GRAND RAPIDS, Mich. (WOOD) — Jack Bushong was sure he was going to lose his job.

It was the night of March 8, 1994. Working at the National Weather Service, Bushong’s radar was lighting up with stuff he’d never seen before.

He was on the phone with an Ottawa County emergency dispatcher who was looking for help identifying lights in the sky over Holland. The dispatcher was getting a lot of calls. Police officers were calling in, too.

When Bushong found out his phone call had been recorded, Bushong said he was “really scared” and lost sleep over it. He fretted about what people were going to say about what he was seeing on his screen.

“Just that people think you’re a kook,” he said, or that “you’re lying, you’re not credible. I’m supposed to be a scientist and skeptical.”

Bushong was seeing images on his radar that corresponded to what people were calling in from the ground. He had to control his radar by hand to zero in on the sky south of his station in Muskegon.

“Oh my God, what is that?” the recorded dispatch call captured him saying in a startled voice once he had zeroed in.

Listen: Audio recording of calls to and by Ottawa County dispatchers about a UFO sighting along the lakeshore on March 8, 1994. (via archive.org)

He said he went through his mental checklist about all the weather phenomena and technical glitches he knew about and what he was seeing didn’t fit any of them.

He saw what appeared to be solid objects “coming together and coming apart.”

“Moving about 20 miles in each jump,” he recalled. “They were hovering, then jumping. Hovering and jumping.”

After watching them for a while, they appeared to be forming a wide triangle that moved out over Lake Michigan. He said they looked solid.

“It was a flying tin can,” he said.

Despite his worry about losing his job, Bushong went on to a promotion, a move to a bigger weather station, a forecasting award and eventual retirement. He said the NWS treated him well even though some individuals criticized him and dismissed what he saw. So he clammed up about it.

“I kept my mouth shut, and I learned that pretty quickly,” he said.

He wasn’t the only one. There has been considerable national reporting about pilots and others deciding it’s better to keep quiet about such sightings. The long-time government approach may have contributed to that: It dismissed UFO sightings as common stuff people just weren’t seeing right.

After a number of sightings in Michigan in the 1960s, then-U.S. Rep. Gerald R. Ford, of Grand Rapids, Michigan, wrote a letter calling for congressional investigations and demanding the government stop “misleading the public.”

It took more than 50 years and efforts by later members of Congress who demanded the intelligence community produce a report and make it public.

That happened this summer. In the report, the government admits that people have seen things that nobody can explain. It even released video by U.S. military pilots.

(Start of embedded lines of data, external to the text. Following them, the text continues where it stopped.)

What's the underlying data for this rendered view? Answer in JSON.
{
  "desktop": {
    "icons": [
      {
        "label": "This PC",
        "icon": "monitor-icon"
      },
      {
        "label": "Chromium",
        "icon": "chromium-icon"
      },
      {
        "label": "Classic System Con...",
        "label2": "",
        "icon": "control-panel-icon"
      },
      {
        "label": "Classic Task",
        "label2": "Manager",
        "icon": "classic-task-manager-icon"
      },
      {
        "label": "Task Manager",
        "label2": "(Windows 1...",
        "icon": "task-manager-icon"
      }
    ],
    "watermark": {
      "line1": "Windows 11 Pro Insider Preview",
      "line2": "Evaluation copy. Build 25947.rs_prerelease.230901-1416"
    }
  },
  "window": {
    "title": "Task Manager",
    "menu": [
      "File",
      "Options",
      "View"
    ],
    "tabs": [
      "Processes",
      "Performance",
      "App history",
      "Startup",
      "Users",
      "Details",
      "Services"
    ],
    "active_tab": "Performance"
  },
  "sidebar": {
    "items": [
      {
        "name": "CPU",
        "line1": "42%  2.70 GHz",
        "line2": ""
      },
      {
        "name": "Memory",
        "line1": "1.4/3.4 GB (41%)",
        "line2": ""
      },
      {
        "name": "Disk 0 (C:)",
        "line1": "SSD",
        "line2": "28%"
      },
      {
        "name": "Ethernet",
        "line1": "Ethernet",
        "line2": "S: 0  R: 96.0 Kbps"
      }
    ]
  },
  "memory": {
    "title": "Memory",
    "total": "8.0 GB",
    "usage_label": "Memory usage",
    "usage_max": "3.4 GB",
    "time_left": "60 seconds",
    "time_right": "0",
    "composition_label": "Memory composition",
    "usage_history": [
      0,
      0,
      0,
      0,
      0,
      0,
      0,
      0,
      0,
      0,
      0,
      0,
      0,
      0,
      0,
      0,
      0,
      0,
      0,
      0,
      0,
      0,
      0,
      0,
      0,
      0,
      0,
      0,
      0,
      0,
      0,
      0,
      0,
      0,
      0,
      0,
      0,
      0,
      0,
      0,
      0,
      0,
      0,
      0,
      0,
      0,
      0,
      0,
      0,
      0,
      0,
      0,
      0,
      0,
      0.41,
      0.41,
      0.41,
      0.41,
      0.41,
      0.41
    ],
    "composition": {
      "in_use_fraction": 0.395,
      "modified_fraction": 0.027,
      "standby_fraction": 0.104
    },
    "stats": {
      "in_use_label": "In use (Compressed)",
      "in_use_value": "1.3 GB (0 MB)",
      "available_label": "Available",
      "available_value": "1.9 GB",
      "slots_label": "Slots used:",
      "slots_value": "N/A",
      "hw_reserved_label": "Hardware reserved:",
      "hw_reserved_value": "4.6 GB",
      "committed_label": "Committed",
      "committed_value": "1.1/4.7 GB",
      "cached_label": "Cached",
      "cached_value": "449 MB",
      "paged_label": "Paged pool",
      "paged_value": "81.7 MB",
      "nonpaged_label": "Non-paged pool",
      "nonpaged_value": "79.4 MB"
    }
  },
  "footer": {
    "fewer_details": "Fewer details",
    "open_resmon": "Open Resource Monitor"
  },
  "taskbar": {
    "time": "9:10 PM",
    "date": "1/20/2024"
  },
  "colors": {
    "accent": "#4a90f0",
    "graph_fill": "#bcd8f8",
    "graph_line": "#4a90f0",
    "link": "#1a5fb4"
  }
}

For Bushong, the release of the report was like ringing a bell. It got him talking again.

“It has everything to do with it,” he said.

He’s now thinking about writing a scientific paper about what he saw on the lakeshore in ’94.

He said what he saw on radar looks a lot like what military pilots have reported seeing.

“I guess I’ve been waiting for this vindication,” he said, “which I didn’t think I was going to get all my life.”

He was going to just let what he saw die out.

“But now with the, basically, military coming out and saying the same thing I saw 30 years ago, I can finally say to people, ‘I told you so,'” Bushong said.

The 1994 sighting had a lasting impact on others who saw it. Among them were Holly Graves and her family. They were among the 911 callers watching slowly rotating lights from their front yard.

“It was like Christmas lights,” she recalled.

The incident on the lakeshore got a lot of media attention. Graves said some people were interested in what she saw, but others were hurtful. She kept her kids out of school for a while.

“They just went through a really hard time,” she said. “They know what they saw, but it’s like everybody still laughed at you.”

People forget that the ‘U’ in UFO stands for unidentified, meaning nobody knows what the phenomenon is. That’s never stopped people from speculating. Sometimes they choose sides and even get nasty.

“They accused us of being in the backyard smoking weed, doing drugs with our kids,” Graves said.

Her now-adult children don’t want to talk about the sighting. It’s different for Graves.

“I’m glad my family got to see it,” she said. “I really am. It’s like once in a lifetime. It’s an experience I’ll take to my grave with me.”

Nearly 30 years later, it still moves her.

“I wish everybody’d see it,” she said. “I do. I wish everybody would see it because it was the experience of a lifetime.”